A natural way to improve the quality of point-based update is to back up on additional belief points. We have explored the use of randomly generated points (Cassandra 1998a), additional by-product points, and projected points (Hauskrecht 2000). Here additional by-product points refer to points generated at various stages of standard update, excluding the witness points that are already being used. Projected points are points that are reachable in one step from points that have given rise to useful vectors.
Table 4 shows, for each test problem, the number of standard updates and the amount of time that VI1 took with and without using projected points. We see that the use of projected points did reduce the number of standard updates by one in 4x3CO, Cheese, and Shuttle. However, it increased the time complexity in all test problems except for Network. The other two kinds of points and combinations of the three did not significantly improve VI1 either. On the contrary, they often significantly degraded the performance of VI1.
| 4x3CO | Cheese | 4x4 | Paint | Tiger | Shuttle | Network | Aircraft | |
| w/o | 4 | 4 | 3 | 3 | 3 | 5 | 5 | 7 |
| with | 3 | 3 | 3 | 3 | 3 | 4 | 5 | 7 |
| w/o | 2.4 | 5.0 | 5.3 | .61 | .56 | 30 | 253 | 27,676 |
| with | 3.2 | 5.6 | 7.4 | .69 | 2.3 | 33 | 140 | 35,791 |
A close examination of experimental data reveals a plausible explanation.
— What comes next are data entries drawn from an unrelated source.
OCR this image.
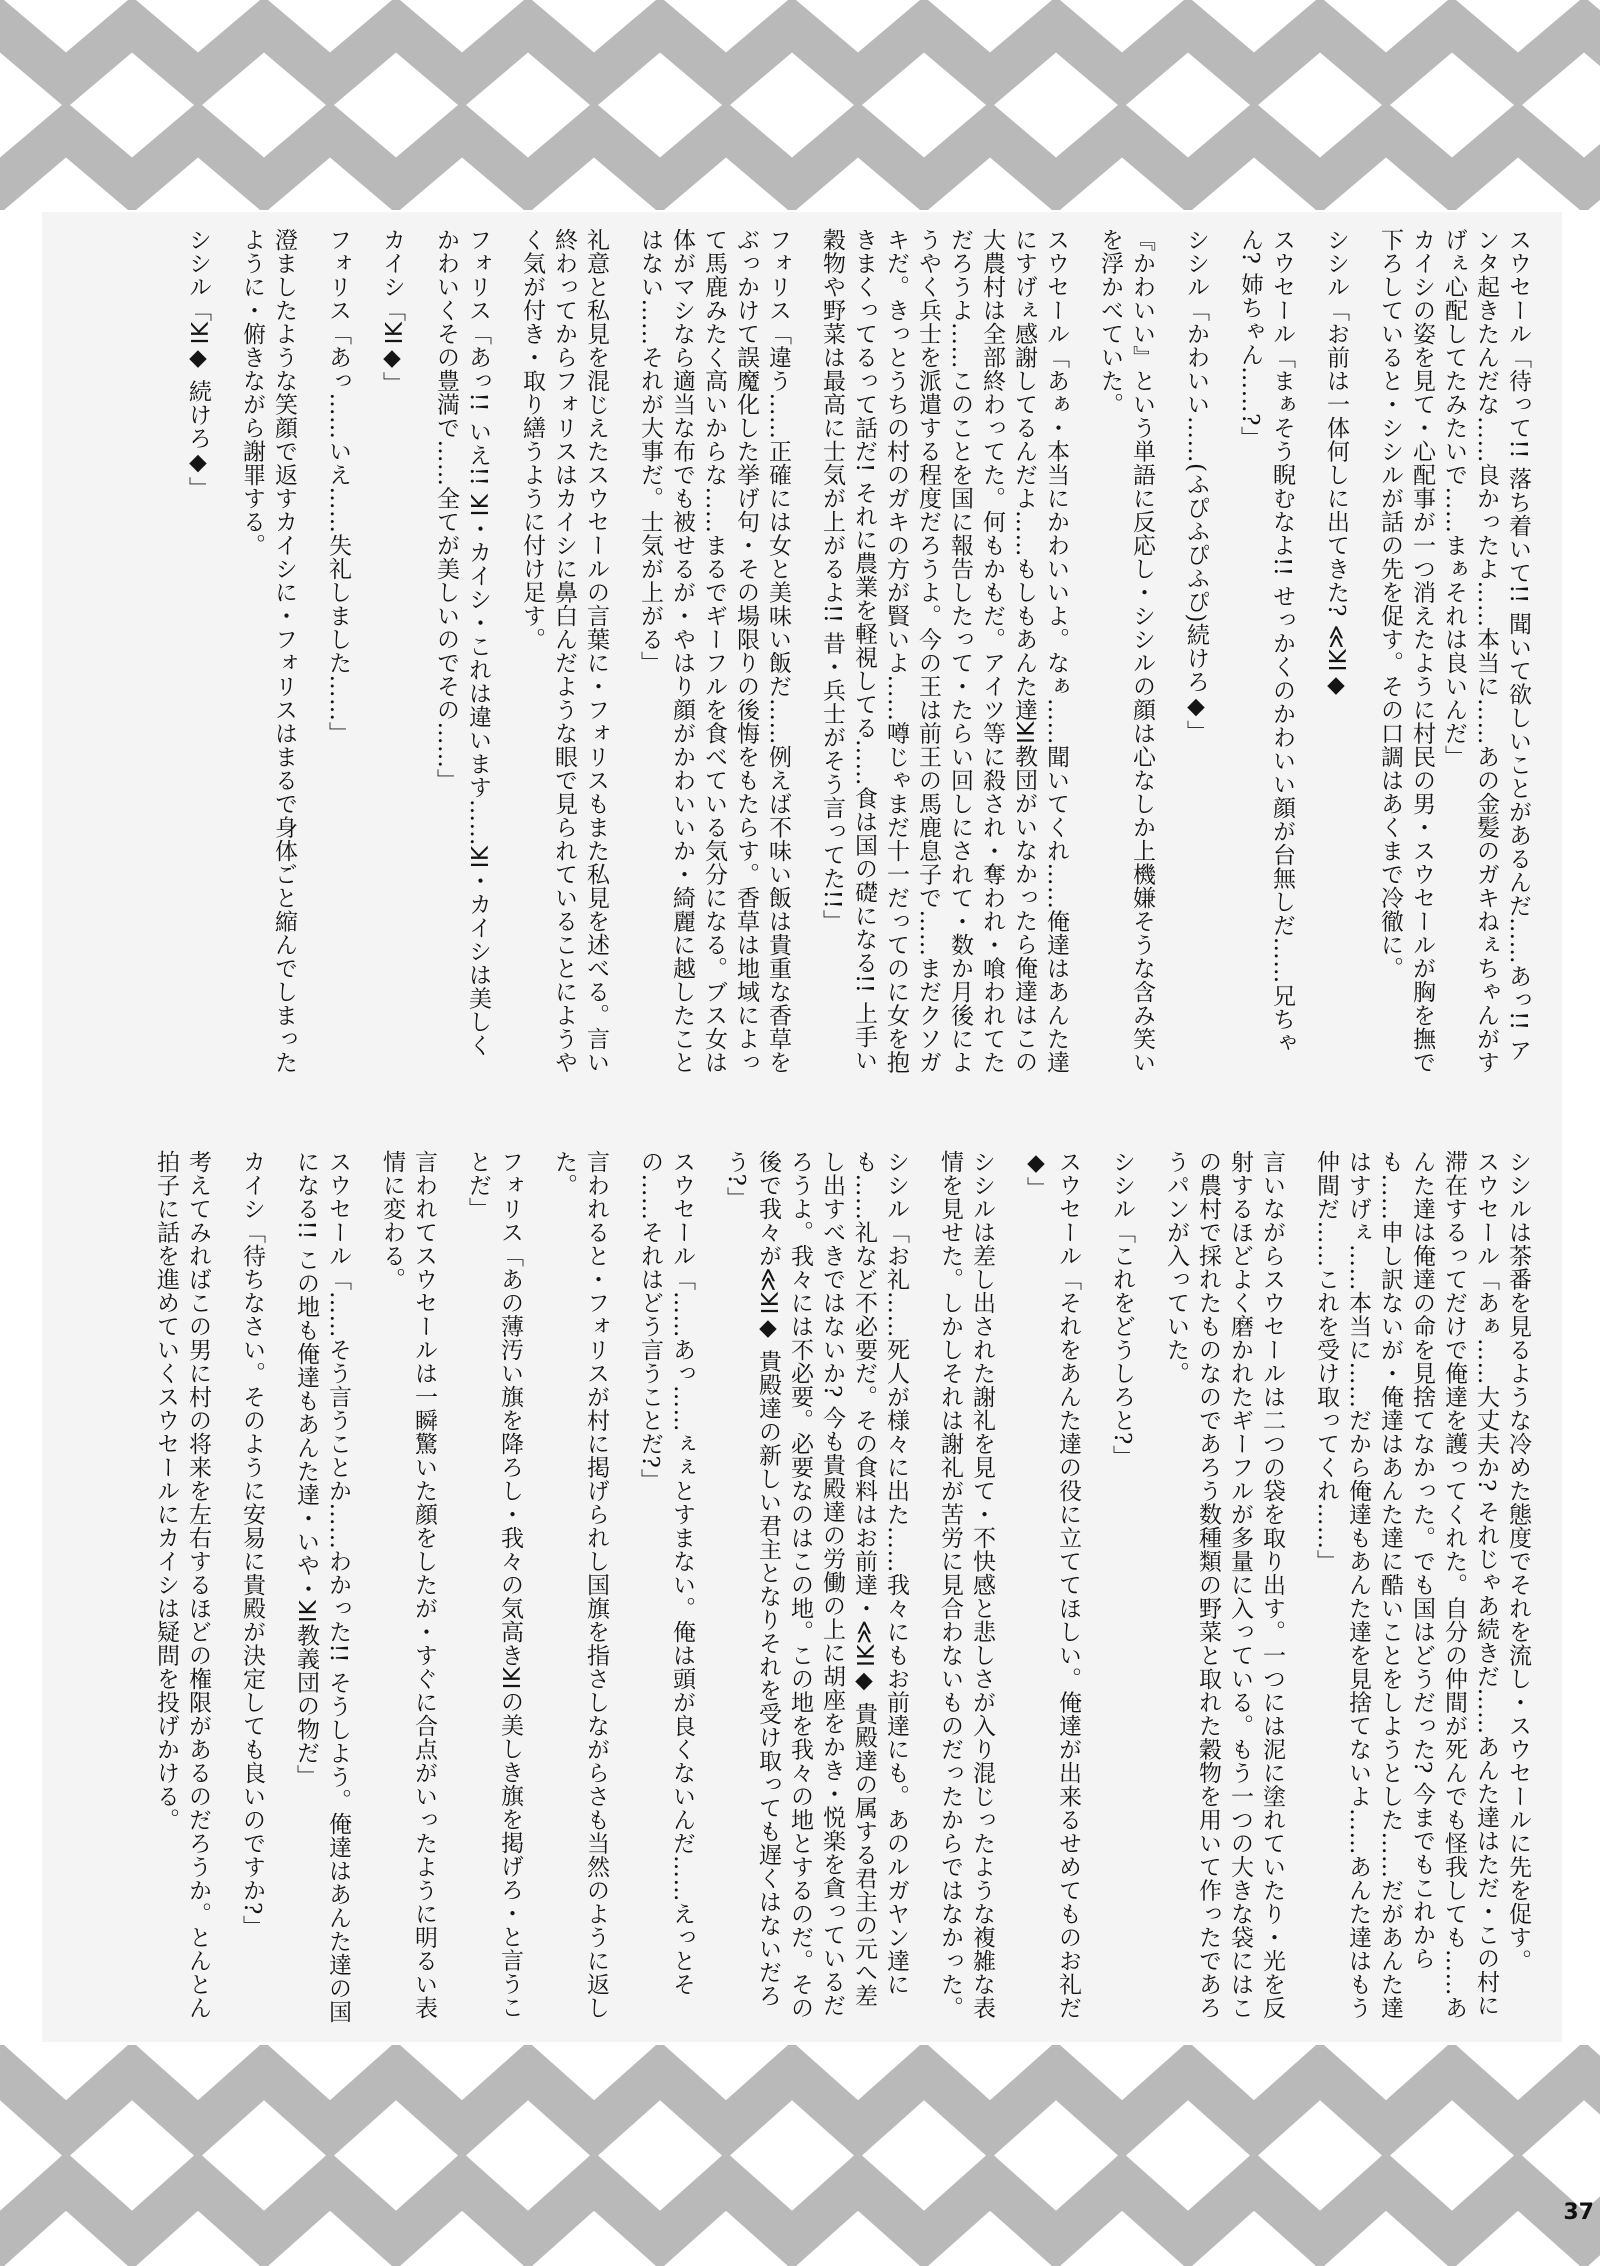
スウセール「待って!! 落ち着いて!! 聞いて欲しいことがあるんだ……あっ!! アンタ起きたんだな……良かったよ……本当に……あの金髪のガキねぇちゃんがすげぇ心配してたみたいで……まぁそれは良いんだ」

カイシの姿を見て・心配事が一つ消えたように村民の男・スウセールが胸を撫で下ろしていると・シシルが話の先を促す。その口調はあくまで冷徹に。

シシル「お前は一体何しに出てきた? ≪ꓘꓲ◆

スウセール「まぁそう睨むなよ!! せっかくのかわいい顔が台無しだ……兄ちゃん? 姉ちゃん……?」

シシル「かわいい……(ふぴふぴふぴ)続けろ◆」

『かわいい』という単語に反応し・シシルの顔は心なしか上機嫌そうな含み笑いを浮かべていた。

スウセール「あぁ・本当にかわいいよ。なぁ……聞いてくれ……俺達はあんた達にすげぇ感謝してるんだよ……もしもあんた達ꓘꓲ教団がいなかったら俺達はこの大農村は全部終わってた。何もかもだ。アイツ等に殺され・奪われ・喰われてただろうよ……このことを国に報告したって・たらい回しにされて・数か月後にようやく兵士を派遣する程度だろうよ。今の王は前王の馬鹿息子で……まだクソガキだ。きっとうちの村のガキの方が賢いよ……噂じゃまだ十一だってのに女を抱きまくってるって話だ! それに農業を軽視してる……食は国の礎になる!! 上手い穀物や野菜は最高に士気が上がるよ!! 昔・兵士がそう言ってた!!」

フォリス「違う……正確には女と美味い飯だ……例えば不味い飯は貴重な香草をぶっかけて誤魔化した挙げ句・その場限りの後悔をもたらす。香草は地域によって馬鹿みたく高いからな……まるでギーフルを食べている気分になる。ブス女は体がマシなら適当な布でも被せるが・やはり顔がかわいいか・綺麗に越したことはない……それが大事だ。士気が上がる」

礼意と私見を混じえたスウセールの言葉に・フォリスもまた私見を述べる。言い終わってからフォリスはカイシに鼻白んだような眼で見られていることにようやく気が付き・取り繕うように付け足す。

フォリス「あっ!! いえ!! ꓘꓲ・カイシ・これは違います……ꓘꓲ・カイシは美しくかわいくその豊満で……全てが美しいのでその……」

カイシ「ꓘꓲ◆」

フォリス「あっ……いえ……失礼しました……」

澄ましたような笑顔で返すカイシに・フォリスはまるで身体ごと縮んでしまったように・俯きながら謝罪する。

シシル「ꓘꓲ◆ 続けろ◆」

シシルは茶番を見るような冷めた態度でそれを流し・スウセールに先を促す。

スウセール「あぁ……大丈夫か? それじゃあ続きだ……あんた達はただ・この村に滞在するってだけで俺達を護ってくれた。自分の仲間が死んでも怪我しても……あんた達は俺達の命を見捨てなかった。でも国はどうだった? 今までもこれからも……申し訳ないが・俺達はあんた達に酷いことをしようとした……だがあんた達はすげぇ……本当に……だから俺達もあんた達を見捨てないよ……あんた達はもう仲間だ……これを受け取ってくれ……」

言いながらスウセールは二つの袋を取り出す。一つには泥に塗れていたり・光を反射するほどよく磨かれたギーフルが多量に入っている。もう一つの大きな袋にはこの農村で採れたものなのであろう数種類の野菜と取れた穀物を用いて作ったであろうパンが入っていた。

シシル「これをどうしろと?」

スウセール「それをあんた達の役に立ててほしい。俺達が出来るせめてものお礼だ◆」

シシルは差し出された謝礼を見て・不快感と悲しさが入り混じったような複雑な表情を見せた。しかしそれは謝礼が苦労に見合わないものだったからではなかった。

シシル「お礼……死人が様々に出た……我々にもお前達にも。あのルガヤン達にも……礼など不必要だ。その食料はお前達・≪ꓘꓲ◆ 貴殿達の属する君主の元へ差し出すべきではないか? 今も貴殿達の労働の上に胡座をかき・悦楽を貪っているだろうよ。我々には不必要。必要なのはこの地。この地を我々の地とするのだ。その後で我々が≪ꓘꓲ◆ 貴殿達の新しい君主となりそれを受け取っても遅くはないだろう?」

スウセール「……あっ……ぇぇとすまない。俺は頭が良くないんだ……えっとその……それはどう言うことだ?」

言われると・フォリスが村に掲げられし国旗を指さしながらさも当然のように返した。

フォリス「あの薄汚い旗を降ろし・我々の気高きꓘꓲの美しき旗を掲げろ・と言うことだ」

言われてスウセールは一瞬驚いた顔をしたが・すぐに合点がいったように明るい表情に変わる。

スウセール「……そう言うことか……わかった!! そうしよう。俺達はあんた達の国になる!! この地も俺達もあんた達・いや・ꓘꓲ教義団の物だ」

カイシ「待ちなさい。そのように安易に貴殿が決定しても良いのですか?」

考えてみればこの男に村の将来を左右するほどの権限があるのだろうか。とんとん拍子に話を進めていくスウセールにカイシは疑問を投げかける。

37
Point-based update, as it stands, can already reduce the number of standard updates down to a just few and among them the last two or three are the most time-consuming. As such, the possibility of further reducing the number standard updates is low and even when it is reduced, the effect is roughly to shift the most time-consuming standard updates earlier. Consequently, it is unlikely to achieve substantial gains. On the other hand, the use of additional points always increases overheads.